Tidak sepenuhnya benar.

Ada beberapa hal yang pelan-pelan harus disingkirkan di sini. Mereka, donatur, yang berjudi, membuang uang untuk melihat pertarungan sampai mati di jamuan makan malam. Orang-orang kaya dan musuh mereka. Karika, cukup bijaksana memisahkannya. Hanya perempuan-perempuan yang tidak memiliki keluarga (atas kemauan mereka sendiri), yang dapat membantunya memuaskan hati orang-orang di atas sana.

Aku dan Karma.

Orang tuaku ingin aku pulang, tapi aku tak pernah merasa pulang di rumah mereka. Jadi, aku menetap di sini. Karma, ia tak punya rumah selain di sini. Kupikir paman dan bibinya senang saat dulu Margot memberi kabar bahwa Karma sudah mati.

Aku melatih Latihan Dasar sambil melaksanakan Latihan Lanjutan. Karma sibuk dengan Pelatihan Atasnya. Sesuatu yang ia minati dan kuasai. Sesuatu yang selalu pertarungan.

Karika membiarkan kami di sini. Memelihara kami seperti saudaranya sendiri. Sebab tidak dia juga kami, percaya pada siapa pun lagi.

Soal hubunganku dan Karma.

Kami memilih untuk menyimpannya sendiri. Kami memutuskan memiliki kamar sendiri.

Kami khawatir akan saling membunuh jika sedang beda paham atau merasa cemburu. Baik Karma dan aku lebih senang saling menjaga privasi, sadar mengenai sisi gelap masing-masing. Di luar itu, aku masih tergila-gila pada Karma. Kupikir ia juga begitu.

Soal efek biovitamin, kami tidak punya pilihan lain kecuali melakukan detoksifikasi dari injeksi itu—akhirnya (Karika tidak banyak bercerita soal hilangnya sisa biovitamin mahal yang dibeli Margot).

Tanpa perlu menjadi manusia super atau pahlawan, kami sadar bahwa Karika butuh dilindungi.
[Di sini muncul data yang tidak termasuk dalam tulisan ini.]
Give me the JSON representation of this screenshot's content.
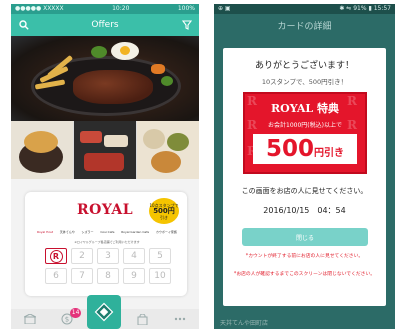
{
  "left_screen": {
    "status_bar": {
      "carrier": "●●●●● XXXXX",
      "time": "10:20",
      "battery": "100%"
    },
    "header": {
      "title": "Offers",
      "search_icon": "search-icon",
      "filter_icon": "filter-icon"
    },
    "stamp_card": {
      "brand": "ROYAL",
      "badge": {
        "line1": "10点スタンプで",
        "amount": "500円",
        "line3": "引き"
      },
      "participating_brands": [
        "Royal Host",
        "天丼てんや",
        "シズラー",
        "Cosi Cafe",
        "Royal Garden Cafe",
        "カウボーイ家族"
      ],
      "fine_print": "※ロイヤルグループ各店舗でご利用いただけます",
      "stamps": [
        {
          "label": "R",
          "stamped": true
        },
        {
          "label": "2",
          "stamped": false
        },
        {
          "label": "3",
          "stamped": false
        },
        {
          "label": "4",
          "stamped": false
        },
        {
          "label": "5",
          "stamped": false
        },
        {
          "label": "6",
          "stamped": false
        },
        {
          "label": "7",
          "stamped": false
        },
        {
          "label": "8",
          "stamped": false
        },
        {
          "label": "9",
          "stamped": false
        },
        {
          "label": "10",
          "stamped": false
        }
      ]
    },
    "bottom_nav": {
      "badge_count": "14"
    }
  },
  "right_screen": {
    "status_bar": {
      "signal": "⊕ ▣",
      "status": "✱ ⇋ 91% ▮ 15:57"
    },
    "header": {
      "title": "カードの詳細"
    },
    "dialog": {
      "thanks": "ありがとうございます！",
      "subtitle": "10スタンプで、500円引き！",
      "coupon": {
        "title": "ROYAL 特典",
        "condition": "お会計1000円(税込)以上で",
        "amount": "500",
        "unit": "円引き"
      },
      "instruction": "この画面をお店の人に見せてください。",
      "timestamp": "2016/10/15　04：54",
      "close_label": "閉じる",
      "warning_1": "*カウントが終了する前にお店の人に見せてください。",
      "warning_2": "*お店の人が確認するまでこのスクリーンは閉じないでください。"
    },
    "behind_text": "天丼てんや田町店"
  },
  "colors": {
    "teal": "#3bbfa9",
    "dark_teal": "#2c6b67",
    "royal_red": "#e4152b",
    "badge_yellow": "#f5c400",
    "close_button": "#79d2c9",
    "nav_badge": "#e4327a"
  }
}
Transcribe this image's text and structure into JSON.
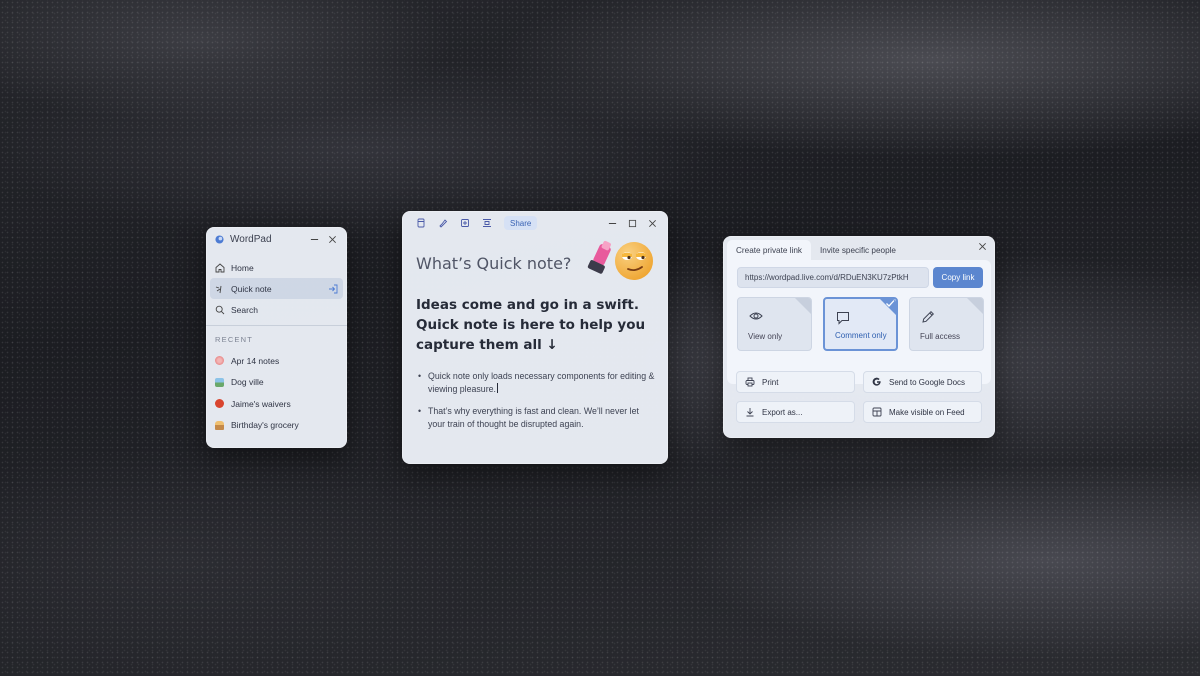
{
  "wordpad": {
    "title": "WordPad",
    "nav": [
      {
        "label": "Home",
        "icon": "home-icon"
      },
      {
        "label": "Quick note",
        "icon": "quick-note-icon",
        "active": true
      },
      {
        "label": "Search",
        "icon": "search-icon"
      }
    ],
    "recent_header": "RECENT",
    "recent": [
      {
        "label": "Apr 14 notes",
        "icon": "notes-emoji-icon",
        "color": "#e88a8a"
      },
      {
        "label": "Dog ville",
        "icon": "picture-icon",
        "color": "#6aa86a"
      },
      {
        "label": "Jaime's waivers",
        "icon": "red-circle-icon",
        "color": "#d9452f"
      },
      {
        "label": "Birthday's grocery",
        "icon": "cake-icon",
        "color": "#c58a4a"
      }
    ]
  },
  "quicknote": {
    "share_label": "Share",
    "heading": "What’s Quick note?",
    "lead": "Ideas come and go in a swift. Quick note is here to help you capture them all ↓",
    "bullets": [
      "Quick note only loads necessary components for editing & viewing pleasure.",
      "That’s why everything is fast and clean. We’ll never let your train of thought be disrupted again."
    ]
  },
  "share": {
    "tabs": [
      "Create private link",
      "Invite specific people"
    ],
    "link": "https://wordpad.live.com/d/RDuEN3KU7zPtkH",
    "copy_label": "Copy link",
    "permissions": [
      {
        "label": "View only",
        "icon": "eye-icon",
        "selected": false
      },
      {
        "label": "Comment only",
        "icon": "comment-icon",
        "selected": true
      },
      {
        "label": "Full access",
        "icon": "pencil-icon",
        "selected": false
      }
    ],
    "actions": [
      {
        "label": "Print",
        "icon": "printer-icon"
      },
      {
        "label": "Send to Google Docs",
        "icon": "google-icon"
      },
      {
        "label": "Export as...",
        "icon": "download-icon"
      },
      {
        "label": "Make visible on Feed",
        "icon": "feed-icon"
      }
    ],
    "accent": "#5b86cf"
  }
}
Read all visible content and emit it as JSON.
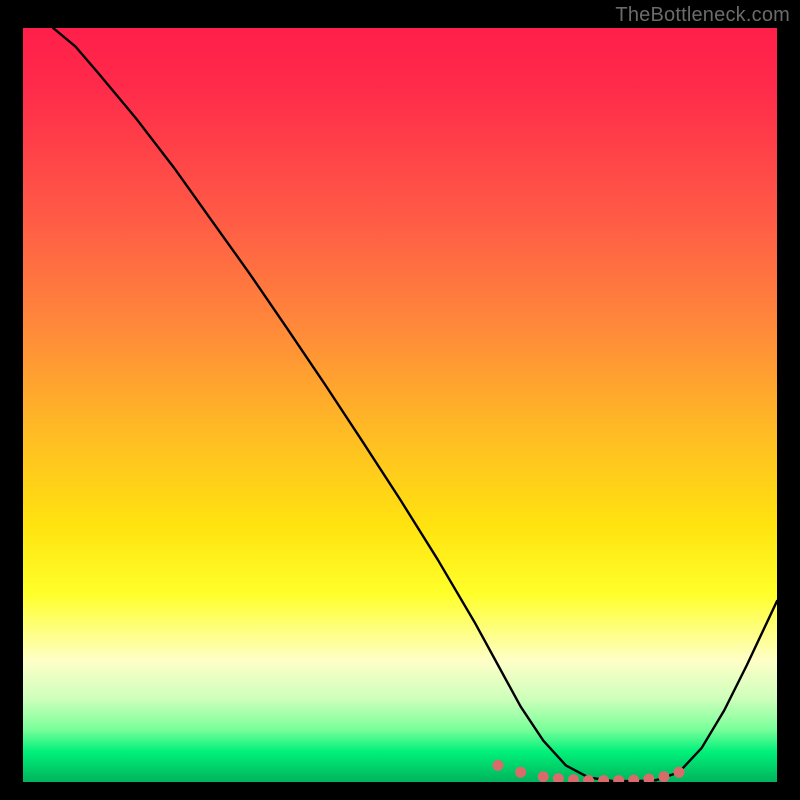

Kami mencemaskan keadaan psikis Karika.

Lucu memang, karena Karika seorang ahli kejiwaan. Kadang dokter pun butuh seorang dokter untuk menyembuhkan sakitnya sendiri.

Karika kehilangan saudara kembarnya, Diandra, ibunya (kami tidak yakin Karika sedih soal Ibu Margot). Dia kehilangan banyak sekali, dan kami khawatir ia tidak bisa menangani kesedihannya sendiri.

Sebab, suatu ketika, kami melihat kabut itu di matanya. Liar dan penuh kemarahan.

Karika menyimpan semuanya sendiri, ia berusaha sekali. Tapi aku dan Karma paham, kami hidup di balai pelatihan ini sebelum ia datang. Kami hapal, bagaimana tatapan itu datang dari sebuah kemenangan atas hilangnya nyawa seseorang.

Setelah melihat Yovanes untuk yang terakhir kali—di sepetak tanah gembur di sebelah milik ayah dan ibunya, di makam keluarga Draw. Karika tidak lagi terlihat sedih. Ia mencoba bertahan. Tegar. Meski masih sering kudapati ia menelan sebutir—kadang dua butir obat penenang jika mulai diserang gangguan obsesif dan kompulsif.

Hari ini, Karika masuk ke dalam kamarku tiba-tiba.

Tanpa koordinasi aku dan Karma berebut selimut, menutupi semua yang bisa kami tutupi. Di saat seperti ini.

"Karika!" Aku dan Karma menyapa bersamaan.

Karika berjalan dengan tenang. Senyumnya manis. Kulitnya bersih dan ia terlihat lebih pintar dari siapa pun orang-orang yang tinggal di dalam Balai Pelatihan Santa Carla.

"Maaf mengganggu pertengkaran kalian," katanya tenang.

Karika duduk di sisi tempat tidur.

Tak biasanya Karika mendatangi kami dengan cara seperti ini. Ia lebih sering berkordinasi dengan petugas lain jika ingin kami menghadap.

"Bukan urusan balai pelatihan. Ini pribadi," katanya.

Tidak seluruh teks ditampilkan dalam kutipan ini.